いくらナトリウムが神経機能を正常に働かせるのに必要だと言っても、バランスは大切です。実際体にはカリウムとナトリウムのバランスを保つ機能がついているのですから、食物を摂り入れる私たちも気を付けなければなりません。もしナトリウムを多く摂りすぎると、細胞の中と外で保たれていたバランスが崩れてしまいます。そうなると精神的にはイライラしやすくなり、興奮状態に陥る可能性があります。また喉が渇いたり痙攣するなどといった症状が出る場合もあるので、増えすぎにも注意が必要です。ナトリウムは食塩から摂ることができ様々な食品に含まれているので、普通は足りなくなることはないと言えますが、ものすごい量の汗をかいたときや、ひどい下痢をした場合は不足することもあるので気を付けましょう。

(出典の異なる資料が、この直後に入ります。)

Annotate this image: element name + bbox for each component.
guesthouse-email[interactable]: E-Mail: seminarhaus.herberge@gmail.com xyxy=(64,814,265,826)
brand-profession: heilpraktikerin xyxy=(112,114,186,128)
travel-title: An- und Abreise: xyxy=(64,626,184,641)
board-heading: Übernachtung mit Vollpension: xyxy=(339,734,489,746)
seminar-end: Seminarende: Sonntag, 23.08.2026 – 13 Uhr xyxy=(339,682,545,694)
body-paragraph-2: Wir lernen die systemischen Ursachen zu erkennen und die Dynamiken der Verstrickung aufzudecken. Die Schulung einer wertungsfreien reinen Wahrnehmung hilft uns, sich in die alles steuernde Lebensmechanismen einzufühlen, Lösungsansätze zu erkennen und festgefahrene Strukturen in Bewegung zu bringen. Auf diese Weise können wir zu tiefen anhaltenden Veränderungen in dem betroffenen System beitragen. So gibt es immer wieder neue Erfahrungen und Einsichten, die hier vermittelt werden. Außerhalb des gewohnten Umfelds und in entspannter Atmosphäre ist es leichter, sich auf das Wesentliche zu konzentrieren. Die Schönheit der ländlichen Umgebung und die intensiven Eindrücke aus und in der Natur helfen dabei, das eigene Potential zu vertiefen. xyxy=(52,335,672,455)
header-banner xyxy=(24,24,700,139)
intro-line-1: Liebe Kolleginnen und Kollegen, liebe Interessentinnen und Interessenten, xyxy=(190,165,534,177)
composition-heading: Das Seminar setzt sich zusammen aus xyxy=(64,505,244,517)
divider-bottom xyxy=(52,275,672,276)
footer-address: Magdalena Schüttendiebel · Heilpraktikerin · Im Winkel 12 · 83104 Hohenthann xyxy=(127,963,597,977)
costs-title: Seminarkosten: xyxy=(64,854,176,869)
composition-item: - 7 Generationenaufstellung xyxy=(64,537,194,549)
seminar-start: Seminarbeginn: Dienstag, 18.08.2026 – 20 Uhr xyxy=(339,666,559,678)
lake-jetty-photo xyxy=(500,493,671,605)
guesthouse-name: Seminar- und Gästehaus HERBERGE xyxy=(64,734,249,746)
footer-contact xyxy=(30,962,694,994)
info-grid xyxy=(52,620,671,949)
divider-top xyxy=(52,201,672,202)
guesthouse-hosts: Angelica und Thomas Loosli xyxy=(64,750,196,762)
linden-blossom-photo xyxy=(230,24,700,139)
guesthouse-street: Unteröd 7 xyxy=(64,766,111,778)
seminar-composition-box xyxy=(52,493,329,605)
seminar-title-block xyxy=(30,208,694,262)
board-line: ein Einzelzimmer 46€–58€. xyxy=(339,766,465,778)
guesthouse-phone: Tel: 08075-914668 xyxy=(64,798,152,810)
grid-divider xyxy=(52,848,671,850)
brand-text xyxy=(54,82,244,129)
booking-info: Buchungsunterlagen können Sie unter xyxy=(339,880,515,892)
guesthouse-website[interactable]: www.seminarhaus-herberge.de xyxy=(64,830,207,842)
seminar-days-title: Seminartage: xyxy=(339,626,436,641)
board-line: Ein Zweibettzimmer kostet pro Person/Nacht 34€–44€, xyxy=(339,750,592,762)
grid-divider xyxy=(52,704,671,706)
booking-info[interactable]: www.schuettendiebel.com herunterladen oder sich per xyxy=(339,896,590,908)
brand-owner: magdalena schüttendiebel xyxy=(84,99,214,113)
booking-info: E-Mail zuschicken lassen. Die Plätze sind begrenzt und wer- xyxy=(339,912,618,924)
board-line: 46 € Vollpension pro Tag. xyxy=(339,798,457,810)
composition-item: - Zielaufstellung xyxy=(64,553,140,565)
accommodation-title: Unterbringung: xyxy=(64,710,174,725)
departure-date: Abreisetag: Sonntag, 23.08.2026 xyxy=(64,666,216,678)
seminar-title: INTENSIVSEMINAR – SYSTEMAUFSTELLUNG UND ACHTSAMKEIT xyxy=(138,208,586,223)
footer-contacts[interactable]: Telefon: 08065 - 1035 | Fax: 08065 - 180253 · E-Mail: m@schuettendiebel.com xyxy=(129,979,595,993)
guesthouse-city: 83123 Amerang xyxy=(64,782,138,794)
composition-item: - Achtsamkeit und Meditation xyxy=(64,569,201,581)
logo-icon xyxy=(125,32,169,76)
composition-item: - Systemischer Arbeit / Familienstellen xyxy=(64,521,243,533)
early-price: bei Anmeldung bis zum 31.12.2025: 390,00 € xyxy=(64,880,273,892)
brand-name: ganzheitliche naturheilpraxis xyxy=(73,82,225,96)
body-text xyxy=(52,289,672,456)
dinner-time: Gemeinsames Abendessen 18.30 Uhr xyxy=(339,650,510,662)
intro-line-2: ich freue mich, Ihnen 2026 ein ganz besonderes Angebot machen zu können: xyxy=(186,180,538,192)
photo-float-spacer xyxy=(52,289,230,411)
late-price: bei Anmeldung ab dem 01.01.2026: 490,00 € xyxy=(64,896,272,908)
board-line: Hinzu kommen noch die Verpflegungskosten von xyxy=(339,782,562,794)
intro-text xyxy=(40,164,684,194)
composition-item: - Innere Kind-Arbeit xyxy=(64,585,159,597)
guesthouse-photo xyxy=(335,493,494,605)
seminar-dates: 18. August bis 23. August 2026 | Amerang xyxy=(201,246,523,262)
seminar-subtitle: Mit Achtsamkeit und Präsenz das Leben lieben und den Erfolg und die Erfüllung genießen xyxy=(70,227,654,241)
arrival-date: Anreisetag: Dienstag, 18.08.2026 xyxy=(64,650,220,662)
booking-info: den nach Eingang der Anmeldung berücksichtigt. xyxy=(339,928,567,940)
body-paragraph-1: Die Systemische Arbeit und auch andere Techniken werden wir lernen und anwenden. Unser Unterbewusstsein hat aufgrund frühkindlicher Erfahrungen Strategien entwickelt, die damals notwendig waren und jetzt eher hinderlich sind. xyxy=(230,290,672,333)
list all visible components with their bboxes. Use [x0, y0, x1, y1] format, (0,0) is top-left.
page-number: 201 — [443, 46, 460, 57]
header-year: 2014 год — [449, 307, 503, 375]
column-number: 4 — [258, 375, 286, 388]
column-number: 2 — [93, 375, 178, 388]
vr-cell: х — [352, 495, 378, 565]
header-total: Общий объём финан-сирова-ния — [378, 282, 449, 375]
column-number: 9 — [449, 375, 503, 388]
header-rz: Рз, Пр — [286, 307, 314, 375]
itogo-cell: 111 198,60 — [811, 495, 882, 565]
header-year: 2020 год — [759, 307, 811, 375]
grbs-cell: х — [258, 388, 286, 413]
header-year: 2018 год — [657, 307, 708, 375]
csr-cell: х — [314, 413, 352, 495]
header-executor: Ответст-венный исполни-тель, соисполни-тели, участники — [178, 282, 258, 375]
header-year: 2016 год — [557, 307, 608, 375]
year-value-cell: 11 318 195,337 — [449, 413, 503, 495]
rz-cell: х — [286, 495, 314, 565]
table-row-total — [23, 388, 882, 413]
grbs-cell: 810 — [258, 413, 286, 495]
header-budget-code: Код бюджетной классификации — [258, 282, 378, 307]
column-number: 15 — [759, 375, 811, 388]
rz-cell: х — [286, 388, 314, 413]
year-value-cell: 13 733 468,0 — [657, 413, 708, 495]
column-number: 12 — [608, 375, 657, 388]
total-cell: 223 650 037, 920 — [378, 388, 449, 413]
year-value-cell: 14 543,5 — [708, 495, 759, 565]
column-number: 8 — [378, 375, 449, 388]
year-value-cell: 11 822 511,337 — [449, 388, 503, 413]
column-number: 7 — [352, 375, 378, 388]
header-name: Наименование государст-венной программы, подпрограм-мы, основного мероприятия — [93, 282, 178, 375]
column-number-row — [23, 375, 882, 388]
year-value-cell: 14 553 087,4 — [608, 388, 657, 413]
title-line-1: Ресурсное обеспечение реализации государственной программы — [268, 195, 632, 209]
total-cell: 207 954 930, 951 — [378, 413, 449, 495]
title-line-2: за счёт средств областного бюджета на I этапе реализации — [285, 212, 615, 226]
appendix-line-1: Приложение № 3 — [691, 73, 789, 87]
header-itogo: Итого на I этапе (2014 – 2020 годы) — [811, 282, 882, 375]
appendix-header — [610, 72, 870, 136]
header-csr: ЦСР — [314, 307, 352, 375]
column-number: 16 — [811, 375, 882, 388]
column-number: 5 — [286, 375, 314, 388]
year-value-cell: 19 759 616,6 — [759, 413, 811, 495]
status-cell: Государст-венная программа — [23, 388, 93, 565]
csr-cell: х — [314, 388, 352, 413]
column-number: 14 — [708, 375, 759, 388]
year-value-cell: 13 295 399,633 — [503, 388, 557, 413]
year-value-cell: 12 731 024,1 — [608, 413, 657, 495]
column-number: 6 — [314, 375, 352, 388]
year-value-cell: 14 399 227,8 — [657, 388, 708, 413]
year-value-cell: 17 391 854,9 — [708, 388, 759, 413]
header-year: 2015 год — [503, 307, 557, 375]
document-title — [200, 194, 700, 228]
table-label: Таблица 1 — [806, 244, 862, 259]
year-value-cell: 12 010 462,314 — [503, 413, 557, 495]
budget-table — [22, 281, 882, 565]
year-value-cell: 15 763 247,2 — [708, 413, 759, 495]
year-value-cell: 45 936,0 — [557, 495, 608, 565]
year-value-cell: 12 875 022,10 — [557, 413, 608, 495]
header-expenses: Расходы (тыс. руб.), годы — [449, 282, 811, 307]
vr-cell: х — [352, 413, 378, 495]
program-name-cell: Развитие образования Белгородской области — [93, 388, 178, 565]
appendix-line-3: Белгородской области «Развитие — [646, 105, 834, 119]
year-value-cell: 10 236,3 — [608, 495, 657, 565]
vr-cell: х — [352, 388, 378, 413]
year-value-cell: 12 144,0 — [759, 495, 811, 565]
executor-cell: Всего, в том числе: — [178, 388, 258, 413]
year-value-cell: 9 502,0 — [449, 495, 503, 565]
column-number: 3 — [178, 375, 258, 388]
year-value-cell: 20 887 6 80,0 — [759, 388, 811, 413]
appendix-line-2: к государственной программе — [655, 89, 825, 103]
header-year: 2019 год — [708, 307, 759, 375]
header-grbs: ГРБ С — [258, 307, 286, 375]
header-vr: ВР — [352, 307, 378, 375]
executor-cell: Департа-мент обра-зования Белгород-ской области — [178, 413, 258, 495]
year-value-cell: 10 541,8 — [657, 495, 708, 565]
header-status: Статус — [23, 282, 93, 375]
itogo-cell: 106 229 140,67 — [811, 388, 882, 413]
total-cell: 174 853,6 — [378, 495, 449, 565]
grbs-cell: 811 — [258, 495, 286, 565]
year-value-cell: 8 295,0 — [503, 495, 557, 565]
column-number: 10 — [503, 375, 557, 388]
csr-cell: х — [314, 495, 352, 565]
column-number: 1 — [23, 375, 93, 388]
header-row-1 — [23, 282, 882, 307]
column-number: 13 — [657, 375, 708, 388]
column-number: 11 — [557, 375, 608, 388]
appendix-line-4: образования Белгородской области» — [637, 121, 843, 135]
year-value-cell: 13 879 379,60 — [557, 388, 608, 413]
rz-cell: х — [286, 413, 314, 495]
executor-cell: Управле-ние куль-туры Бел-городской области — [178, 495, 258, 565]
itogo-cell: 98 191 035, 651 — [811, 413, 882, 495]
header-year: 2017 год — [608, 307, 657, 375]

「神経機能を正しく機能させてくれるナトリウムの働き」のまとめ

ナトリウムは電解質で、体の中で電気信号を出して神経機能を正常に働かすという大切な役割を持っています。不足することは滅多にありませんが、大量に汗をかいたり、ひどい下痢をしたりといった場合には不足しやすいので、汗をかきやすい夏場などは注意して、体の中のナトリウムバランスが崩れてしまわないように気を付けましょう。